All the rest is just a distraction on poor quality routes or plastic which will make trad feel like it is something out of reach, which is simply not true.
I would say get out and do it! I learnt to lead trad before even climbing indoors, I personally don't think there is anything wrong with giving it a go if you want.... I would suggest climbing with a relatively experienced trad climber to learn the ropes, or perhaps going on a 'wall to rock' kind of course to ensure everything is kosher....
2nd March 2013.
You could look on here for someone who is in training for the SPA or the like as they wll quite often want inexperienced climbers to take out and "teach". whilst they are not qualified and should not be thought of as so they generally dont charge and in my opinion would be just as good as a friend who climbs trad.
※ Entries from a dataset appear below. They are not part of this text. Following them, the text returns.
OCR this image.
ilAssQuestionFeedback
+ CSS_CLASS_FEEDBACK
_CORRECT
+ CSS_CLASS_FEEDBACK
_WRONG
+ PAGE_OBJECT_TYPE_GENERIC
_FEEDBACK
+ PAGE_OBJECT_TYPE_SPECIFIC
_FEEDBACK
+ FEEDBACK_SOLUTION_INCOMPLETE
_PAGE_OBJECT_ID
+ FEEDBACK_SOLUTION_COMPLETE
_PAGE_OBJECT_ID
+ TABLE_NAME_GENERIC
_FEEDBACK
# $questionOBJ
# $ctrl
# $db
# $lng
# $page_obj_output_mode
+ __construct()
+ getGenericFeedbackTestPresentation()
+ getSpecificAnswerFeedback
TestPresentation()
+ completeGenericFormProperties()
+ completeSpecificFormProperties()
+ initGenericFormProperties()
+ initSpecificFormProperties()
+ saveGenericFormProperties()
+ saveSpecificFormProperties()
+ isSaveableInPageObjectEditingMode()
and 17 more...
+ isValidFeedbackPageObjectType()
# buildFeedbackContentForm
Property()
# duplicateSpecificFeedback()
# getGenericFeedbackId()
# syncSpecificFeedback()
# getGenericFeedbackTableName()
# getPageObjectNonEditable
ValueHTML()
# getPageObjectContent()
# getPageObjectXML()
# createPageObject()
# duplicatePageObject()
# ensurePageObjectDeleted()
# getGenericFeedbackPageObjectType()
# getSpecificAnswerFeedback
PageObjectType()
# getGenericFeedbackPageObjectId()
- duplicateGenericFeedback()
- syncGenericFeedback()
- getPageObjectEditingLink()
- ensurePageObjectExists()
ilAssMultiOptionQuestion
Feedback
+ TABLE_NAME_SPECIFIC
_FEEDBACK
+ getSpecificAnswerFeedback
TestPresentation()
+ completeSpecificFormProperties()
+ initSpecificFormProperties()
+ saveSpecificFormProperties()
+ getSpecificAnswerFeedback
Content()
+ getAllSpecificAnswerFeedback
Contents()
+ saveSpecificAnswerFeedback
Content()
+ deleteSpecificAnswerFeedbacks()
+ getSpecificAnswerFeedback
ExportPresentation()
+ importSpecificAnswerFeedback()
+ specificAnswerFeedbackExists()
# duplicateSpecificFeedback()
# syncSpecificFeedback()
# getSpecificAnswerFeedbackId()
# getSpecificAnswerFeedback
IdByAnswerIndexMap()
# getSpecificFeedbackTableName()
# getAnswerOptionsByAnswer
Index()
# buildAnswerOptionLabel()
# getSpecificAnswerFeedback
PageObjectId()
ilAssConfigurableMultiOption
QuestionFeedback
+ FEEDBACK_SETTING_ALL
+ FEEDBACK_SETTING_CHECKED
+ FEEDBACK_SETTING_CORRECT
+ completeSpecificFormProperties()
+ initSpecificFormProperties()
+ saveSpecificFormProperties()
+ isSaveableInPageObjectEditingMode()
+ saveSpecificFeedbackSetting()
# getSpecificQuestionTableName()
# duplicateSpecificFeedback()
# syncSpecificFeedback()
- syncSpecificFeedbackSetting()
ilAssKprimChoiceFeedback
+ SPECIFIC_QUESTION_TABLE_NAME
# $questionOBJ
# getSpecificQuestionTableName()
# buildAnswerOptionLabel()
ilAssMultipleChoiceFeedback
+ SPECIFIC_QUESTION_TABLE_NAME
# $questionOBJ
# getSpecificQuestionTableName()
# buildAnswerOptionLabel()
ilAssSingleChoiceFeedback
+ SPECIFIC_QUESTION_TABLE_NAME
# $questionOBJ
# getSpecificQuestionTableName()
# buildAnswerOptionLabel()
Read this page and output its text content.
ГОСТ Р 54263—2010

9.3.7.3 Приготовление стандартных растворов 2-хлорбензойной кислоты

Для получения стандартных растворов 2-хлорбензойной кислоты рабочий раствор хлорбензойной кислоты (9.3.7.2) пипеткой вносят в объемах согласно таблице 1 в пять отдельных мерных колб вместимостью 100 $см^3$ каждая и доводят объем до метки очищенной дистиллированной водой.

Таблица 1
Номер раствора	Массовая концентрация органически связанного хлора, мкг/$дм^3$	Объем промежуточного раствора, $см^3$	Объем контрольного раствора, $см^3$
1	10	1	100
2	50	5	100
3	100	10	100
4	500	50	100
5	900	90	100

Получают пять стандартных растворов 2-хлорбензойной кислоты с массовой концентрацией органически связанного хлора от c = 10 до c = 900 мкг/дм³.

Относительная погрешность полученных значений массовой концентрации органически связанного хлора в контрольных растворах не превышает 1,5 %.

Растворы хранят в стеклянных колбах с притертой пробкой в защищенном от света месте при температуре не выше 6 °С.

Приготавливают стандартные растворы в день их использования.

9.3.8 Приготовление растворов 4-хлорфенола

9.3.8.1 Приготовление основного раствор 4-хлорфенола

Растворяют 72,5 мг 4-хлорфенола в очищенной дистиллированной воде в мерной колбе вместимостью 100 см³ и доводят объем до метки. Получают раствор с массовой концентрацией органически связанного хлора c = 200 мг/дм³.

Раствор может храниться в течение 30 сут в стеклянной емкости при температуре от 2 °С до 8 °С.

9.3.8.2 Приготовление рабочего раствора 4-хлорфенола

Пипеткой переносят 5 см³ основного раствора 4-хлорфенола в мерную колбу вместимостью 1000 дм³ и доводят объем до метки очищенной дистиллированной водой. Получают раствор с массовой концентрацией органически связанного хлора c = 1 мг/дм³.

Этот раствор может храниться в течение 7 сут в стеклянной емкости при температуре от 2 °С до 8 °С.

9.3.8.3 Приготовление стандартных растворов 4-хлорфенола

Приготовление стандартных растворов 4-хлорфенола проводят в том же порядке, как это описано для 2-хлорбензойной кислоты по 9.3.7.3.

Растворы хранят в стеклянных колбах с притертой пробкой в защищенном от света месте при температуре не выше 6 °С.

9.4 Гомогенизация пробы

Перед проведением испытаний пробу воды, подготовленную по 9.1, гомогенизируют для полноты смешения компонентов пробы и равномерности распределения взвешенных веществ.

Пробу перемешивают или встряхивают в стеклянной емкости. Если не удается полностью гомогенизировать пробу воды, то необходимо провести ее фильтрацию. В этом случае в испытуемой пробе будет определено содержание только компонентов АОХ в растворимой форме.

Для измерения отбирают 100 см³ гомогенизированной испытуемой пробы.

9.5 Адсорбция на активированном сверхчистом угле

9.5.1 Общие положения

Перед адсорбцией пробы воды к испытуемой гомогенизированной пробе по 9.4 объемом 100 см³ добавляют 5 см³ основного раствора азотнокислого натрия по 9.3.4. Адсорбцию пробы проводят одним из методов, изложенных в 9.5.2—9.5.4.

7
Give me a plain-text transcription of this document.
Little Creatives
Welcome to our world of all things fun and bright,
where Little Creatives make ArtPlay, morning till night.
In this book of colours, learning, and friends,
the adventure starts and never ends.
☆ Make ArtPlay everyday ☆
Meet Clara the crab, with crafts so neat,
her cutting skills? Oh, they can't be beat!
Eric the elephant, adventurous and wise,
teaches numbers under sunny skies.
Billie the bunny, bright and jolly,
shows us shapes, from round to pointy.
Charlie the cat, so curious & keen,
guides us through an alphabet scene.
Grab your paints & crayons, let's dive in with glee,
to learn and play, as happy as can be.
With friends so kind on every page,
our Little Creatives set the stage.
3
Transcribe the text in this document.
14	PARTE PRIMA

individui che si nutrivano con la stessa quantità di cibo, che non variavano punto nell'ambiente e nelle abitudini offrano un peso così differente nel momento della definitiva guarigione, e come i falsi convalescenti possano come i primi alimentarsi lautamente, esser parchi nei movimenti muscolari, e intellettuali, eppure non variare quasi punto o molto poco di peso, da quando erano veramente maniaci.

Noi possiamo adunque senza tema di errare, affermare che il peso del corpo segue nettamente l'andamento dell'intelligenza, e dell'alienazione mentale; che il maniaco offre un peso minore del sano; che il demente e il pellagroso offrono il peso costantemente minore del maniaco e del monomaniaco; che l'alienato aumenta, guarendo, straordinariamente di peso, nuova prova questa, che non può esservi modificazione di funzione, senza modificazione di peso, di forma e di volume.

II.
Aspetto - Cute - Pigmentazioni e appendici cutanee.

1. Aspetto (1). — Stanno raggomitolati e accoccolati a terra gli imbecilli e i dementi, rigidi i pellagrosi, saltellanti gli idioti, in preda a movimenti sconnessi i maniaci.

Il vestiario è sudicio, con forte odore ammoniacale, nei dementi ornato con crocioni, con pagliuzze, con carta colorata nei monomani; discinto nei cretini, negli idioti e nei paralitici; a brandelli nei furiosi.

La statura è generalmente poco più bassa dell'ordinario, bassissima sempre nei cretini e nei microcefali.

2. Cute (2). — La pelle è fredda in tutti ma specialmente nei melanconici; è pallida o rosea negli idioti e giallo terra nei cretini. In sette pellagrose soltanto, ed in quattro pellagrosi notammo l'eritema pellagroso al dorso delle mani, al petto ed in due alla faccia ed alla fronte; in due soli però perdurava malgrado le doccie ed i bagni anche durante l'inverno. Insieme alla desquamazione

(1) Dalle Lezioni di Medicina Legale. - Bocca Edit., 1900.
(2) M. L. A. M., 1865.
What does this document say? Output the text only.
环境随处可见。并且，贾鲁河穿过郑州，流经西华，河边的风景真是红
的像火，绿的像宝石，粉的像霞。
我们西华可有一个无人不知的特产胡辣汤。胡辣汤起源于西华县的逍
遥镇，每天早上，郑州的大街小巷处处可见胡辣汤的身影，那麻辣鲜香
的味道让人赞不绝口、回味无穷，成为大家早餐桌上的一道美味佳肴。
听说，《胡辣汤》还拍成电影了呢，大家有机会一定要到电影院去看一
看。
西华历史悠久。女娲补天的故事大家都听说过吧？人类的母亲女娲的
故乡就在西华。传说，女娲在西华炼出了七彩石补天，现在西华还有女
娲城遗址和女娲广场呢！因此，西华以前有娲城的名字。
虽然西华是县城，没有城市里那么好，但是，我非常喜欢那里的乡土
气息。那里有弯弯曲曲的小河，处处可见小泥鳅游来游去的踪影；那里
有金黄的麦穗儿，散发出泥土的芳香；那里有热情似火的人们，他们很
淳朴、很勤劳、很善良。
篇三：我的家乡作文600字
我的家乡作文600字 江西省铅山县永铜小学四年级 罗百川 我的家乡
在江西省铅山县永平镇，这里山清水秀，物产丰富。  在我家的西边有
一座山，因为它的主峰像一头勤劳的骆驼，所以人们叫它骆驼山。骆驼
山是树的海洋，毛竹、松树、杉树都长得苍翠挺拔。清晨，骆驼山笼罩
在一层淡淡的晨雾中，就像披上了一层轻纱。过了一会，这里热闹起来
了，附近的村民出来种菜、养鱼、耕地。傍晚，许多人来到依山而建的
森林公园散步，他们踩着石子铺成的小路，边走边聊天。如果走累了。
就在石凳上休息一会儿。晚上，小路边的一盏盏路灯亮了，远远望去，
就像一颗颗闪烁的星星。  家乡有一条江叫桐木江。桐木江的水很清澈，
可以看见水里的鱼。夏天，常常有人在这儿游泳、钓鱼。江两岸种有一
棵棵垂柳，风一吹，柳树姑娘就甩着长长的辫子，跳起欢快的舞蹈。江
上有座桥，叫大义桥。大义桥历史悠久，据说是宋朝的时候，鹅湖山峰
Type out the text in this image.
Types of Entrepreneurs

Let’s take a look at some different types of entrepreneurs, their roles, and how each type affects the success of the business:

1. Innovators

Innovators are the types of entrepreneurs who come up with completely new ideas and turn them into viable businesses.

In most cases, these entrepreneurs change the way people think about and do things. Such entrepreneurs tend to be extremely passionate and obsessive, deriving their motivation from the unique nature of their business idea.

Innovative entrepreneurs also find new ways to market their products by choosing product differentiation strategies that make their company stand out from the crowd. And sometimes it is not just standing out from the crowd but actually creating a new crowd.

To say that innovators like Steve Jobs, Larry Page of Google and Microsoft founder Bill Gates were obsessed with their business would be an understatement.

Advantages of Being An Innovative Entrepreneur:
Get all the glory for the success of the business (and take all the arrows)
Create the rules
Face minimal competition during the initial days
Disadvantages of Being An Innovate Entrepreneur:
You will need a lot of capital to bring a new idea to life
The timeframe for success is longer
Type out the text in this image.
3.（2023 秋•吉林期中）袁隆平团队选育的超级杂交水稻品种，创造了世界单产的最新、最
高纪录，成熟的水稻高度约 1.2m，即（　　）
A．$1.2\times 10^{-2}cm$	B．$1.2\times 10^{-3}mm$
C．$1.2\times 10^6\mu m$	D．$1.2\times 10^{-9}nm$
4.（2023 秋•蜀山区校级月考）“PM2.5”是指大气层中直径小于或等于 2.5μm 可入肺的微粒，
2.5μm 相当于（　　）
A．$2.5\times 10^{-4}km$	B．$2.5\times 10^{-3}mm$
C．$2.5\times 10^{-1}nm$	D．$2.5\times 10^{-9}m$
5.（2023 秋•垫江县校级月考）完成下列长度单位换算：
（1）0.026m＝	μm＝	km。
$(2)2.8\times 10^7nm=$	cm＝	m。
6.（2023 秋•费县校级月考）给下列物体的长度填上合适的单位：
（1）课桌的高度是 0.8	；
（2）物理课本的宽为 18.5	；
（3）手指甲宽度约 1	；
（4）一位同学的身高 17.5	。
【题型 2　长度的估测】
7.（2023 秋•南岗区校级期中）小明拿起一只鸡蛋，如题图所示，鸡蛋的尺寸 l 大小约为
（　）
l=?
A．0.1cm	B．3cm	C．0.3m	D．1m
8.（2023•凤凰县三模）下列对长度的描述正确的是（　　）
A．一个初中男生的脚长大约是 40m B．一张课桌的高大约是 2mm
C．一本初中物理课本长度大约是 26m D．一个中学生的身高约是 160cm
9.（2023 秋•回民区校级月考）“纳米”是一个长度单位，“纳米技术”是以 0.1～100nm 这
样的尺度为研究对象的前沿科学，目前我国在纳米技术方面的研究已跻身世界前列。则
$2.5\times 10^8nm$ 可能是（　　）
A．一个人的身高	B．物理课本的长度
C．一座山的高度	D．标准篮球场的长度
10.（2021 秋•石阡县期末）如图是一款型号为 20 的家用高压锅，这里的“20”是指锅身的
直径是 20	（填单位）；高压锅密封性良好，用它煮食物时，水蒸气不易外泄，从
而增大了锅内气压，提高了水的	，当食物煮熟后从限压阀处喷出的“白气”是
it all seems very complicated nowadays..so much choice! Seem to remember with me it went: top-roped one day, seconded multi-pitch the next time out, bought some gear with a mate and did first lead on day 3!
maybe it's all for the best!
Is it? Seem to be much the same things about! But yes you're right expectation mnagment is wise
I would say start learning to lead inside asap. Just be aware of 'back-clipping' and keeping your feet free of the rope. Start on something easy and maybe just lead a couple of clips at a time. Get your belayer to practice holding and lowering.
The worst thing I did for my climbing was too much indoor toproping. I was toproping F6cish before I started leading. Gives you a lot of bad habits, which you then have to 'unlearn' later in your climbing career.
> There are some really good books out there to teach you this (TradClimbing+ is one of the best I have seen).
I actually learned how to trad climb from this book. i bought some nuts and quickdraws and read it cover to cover whilst looking forward to a trip and then shat myself leading a diff. it was really fun!
I led VS outdoors, before I ever got close to getting up a 6a indoors. Probably partly down to being short - if you're climbing grit there are 15 million places to put your hands and feet, which is not true indoors.